Grounded Cache Routing for Retrieval-Augmented Generation: When Is It Safe to Reuse an Answer?
基于证据的缓存路由用于检索增强生成:何时可以安全地重用答案?
Syed Huma Shah
AI总结 提出GroundedCache,一种通过四个廉价门控(查询相似性、检索证据重叠、源版本有效性和词汇支持)验证缓存答案安全性的路由方法,显著降低不安全服务率。
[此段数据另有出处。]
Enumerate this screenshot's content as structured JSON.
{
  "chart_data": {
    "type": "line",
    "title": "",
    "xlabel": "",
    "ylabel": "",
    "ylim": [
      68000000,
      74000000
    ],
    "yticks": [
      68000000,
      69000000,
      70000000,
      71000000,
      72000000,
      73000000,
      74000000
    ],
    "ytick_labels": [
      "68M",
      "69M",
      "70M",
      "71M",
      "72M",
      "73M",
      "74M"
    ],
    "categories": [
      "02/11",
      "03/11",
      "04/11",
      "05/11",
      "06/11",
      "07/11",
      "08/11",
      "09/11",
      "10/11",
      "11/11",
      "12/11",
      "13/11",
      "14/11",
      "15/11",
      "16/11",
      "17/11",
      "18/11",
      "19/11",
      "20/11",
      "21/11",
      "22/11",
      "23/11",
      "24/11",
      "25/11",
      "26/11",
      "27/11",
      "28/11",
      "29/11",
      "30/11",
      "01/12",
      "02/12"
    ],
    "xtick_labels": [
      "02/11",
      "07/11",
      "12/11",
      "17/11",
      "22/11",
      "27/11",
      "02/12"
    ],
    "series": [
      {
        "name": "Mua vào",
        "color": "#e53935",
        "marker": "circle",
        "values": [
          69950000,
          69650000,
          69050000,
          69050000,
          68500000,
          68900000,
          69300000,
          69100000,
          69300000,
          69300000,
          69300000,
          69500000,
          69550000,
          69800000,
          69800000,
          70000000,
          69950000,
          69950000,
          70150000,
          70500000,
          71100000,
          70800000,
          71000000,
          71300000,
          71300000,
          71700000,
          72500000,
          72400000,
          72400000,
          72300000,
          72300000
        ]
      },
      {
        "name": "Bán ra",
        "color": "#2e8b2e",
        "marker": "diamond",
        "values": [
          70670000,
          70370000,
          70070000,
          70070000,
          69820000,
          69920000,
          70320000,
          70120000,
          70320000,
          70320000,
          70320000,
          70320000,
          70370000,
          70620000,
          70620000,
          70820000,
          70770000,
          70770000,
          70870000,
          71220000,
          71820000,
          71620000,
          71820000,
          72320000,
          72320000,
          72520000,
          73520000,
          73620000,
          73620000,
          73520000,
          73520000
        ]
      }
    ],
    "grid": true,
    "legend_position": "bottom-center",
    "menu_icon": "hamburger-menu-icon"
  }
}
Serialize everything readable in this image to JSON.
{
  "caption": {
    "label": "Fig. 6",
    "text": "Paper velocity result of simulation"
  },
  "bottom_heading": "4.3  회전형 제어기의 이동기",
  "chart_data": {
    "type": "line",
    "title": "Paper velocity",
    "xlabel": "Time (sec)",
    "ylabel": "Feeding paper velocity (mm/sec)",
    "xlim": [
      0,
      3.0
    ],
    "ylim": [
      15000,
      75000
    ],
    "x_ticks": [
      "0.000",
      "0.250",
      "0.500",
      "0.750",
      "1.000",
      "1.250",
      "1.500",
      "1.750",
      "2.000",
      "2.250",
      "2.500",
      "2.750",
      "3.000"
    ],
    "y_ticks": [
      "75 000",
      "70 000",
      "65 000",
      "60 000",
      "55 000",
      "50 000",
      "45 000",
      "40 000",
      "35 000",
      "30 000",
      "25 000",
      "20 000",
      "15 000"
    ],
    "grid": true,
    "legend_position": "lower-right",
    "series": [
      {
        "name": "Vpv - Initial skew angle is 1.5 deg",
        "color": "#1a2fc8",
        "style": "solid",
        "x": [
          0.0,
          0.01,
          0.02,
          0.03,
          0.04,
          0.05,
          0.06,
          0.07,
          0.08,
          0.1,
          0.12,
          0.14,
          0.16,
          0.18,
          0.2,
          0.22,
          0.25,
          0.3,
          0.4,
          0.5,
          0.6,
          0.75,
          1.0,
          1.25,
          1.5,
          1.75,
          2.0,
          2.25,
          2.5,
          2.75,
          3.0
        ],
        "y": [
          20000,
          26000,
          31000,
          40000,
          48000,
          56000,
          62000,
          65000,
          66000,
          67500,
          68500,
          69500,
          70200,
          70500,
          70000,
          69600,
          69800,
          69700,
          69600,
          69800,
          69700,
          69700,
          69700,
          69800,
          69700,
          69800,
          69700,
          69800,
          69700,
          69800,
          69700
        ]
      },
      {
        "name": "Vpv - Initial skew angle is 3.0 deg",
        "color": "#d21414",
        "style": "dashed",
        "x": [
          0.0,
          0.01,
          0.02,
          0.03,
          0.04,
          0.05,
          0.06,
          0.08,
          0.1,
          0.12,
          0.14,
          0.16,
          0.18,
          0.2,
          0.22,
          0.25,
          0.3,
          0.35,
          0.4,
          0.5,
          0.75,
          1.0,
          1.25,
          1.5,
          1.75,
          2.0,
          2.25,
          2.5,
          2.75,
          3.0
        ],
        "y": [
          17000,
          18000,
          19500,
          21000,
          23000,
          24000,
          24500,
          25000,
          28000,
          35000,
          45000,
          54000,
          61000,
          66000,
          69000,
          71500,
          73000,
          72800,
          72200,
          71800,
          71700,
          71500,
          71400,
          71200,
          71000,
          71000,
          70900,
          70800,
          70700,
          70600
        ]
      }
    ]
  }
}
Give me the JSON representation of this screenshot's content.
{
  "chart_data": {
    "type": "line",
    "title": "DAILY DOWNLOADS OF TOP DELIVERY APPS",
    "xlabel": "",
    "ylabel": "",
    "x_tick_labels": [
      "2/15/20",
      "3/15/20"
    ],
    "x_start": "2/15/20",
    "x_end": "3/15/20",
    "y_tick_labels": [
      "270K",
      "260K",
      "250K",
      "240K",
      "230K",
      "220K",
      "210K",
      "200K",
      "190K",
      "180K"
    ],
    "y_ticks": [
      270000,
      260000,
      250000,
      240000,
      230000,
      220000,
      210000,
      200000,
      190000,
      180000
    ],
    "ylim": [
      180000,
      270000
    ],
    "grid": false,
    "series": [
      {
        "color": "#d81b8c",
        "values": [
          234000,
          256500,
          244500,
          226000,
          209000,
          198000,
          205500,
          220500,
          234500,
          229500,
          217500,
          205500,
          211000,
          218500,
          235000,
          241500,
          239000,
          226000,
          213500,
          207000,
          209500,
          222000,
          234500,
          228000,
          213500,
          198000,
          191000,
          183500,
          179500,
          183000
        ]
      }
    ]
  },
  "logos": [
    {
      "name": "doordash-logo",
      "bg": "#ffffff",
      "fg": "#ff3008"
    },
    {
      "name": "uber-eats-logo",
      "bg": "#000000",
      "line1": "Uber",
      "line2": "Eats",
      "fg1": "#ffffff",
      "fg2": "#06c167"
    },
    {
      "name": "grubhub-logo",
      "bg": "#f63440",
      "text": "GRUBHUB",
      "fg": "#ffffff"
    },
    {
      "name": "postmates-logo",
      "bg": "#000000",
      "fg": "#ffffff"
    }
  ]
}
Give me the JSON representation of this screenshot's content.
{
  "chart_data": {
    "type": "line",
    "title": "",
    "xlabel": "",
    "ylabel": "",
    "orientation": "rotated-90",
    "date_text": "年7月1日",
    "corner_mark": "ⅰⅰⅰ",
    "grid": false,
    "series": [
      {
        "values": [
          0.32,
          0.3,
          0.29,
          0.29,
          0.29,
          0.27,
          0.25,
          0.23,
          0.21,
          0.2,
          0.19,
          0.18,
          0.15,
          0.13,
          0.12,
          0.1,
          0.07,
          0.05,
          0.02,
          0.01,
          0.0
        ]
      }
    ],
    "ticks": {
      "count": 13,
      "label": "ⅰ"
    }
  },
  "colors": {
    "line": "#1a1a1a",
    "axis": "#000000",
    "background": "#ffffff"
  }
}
Comments 19 pages, 9 figures, 10 tables. Code: https://github.com/syedhumarahim/grounded-cache-router
详情
现代检索增强生成(RAG)部署越来越依赖缓存来降低令牌成本和首令牌时间(TTFT)。在vLLM等服务栈中,前缀级KV重用已成为标准,而最近的系统(RAGCache、TurboRAG、CacheBlend、EPIC、ContextPilot、PCR、LMCache)进一步推动了块级和位置无关的重用。相比之下,输出级语义答案缓存仍然脆弱:相似的提示可能映射到不同的正确答案,检索到的证据随着语料库更新而漂移,并且对抗性碰撞攻击已被证明可以劫持缓存的响应。我们认为,缓存答案重用的正确框架不是如何更快地重用,而是何时重用是安全的。我们提出了GroundedCache,一种经过证据验证的缓存路由器,仅当四个廉价门控同时成立时才允许缓存答案:查询相似性、检索证据重叠、源版本有效性以及新检索证据对缓存答案的词汇(或基于判断的)支持。我们构建了一个六区域工作负载,用于压力测试缓存安全性而不仅仅是命中率,并引入了一个面向操作员的指标——不安全服务率(USR),即收到错误缓存答案的查询比例。在两个数据集和12,000个真实LLM生成(在vLLM上使用自动前缀缓存的Qwen2.5-7B-Instruct)中,GroundedCache在每个HotpotQA区域上将USR降至0.0%(而朴素缓存为15-35%),在mtRAG文档漂移上降至1.5%(而朴素缓存为51.5%),在设计点对抗区域上减少了34倍,在其他mtRAG区域上减少了3-10倍,同时端到端p50延迟保持在无缓存RAG基线的1.04-1.07倍以内。逐门控消融实验表明,词汇支持门控是两个数据集上的主要安全机制,其余门控以近乎零成本提供纵深防御。我们发布了实现、工作负载和评估工具。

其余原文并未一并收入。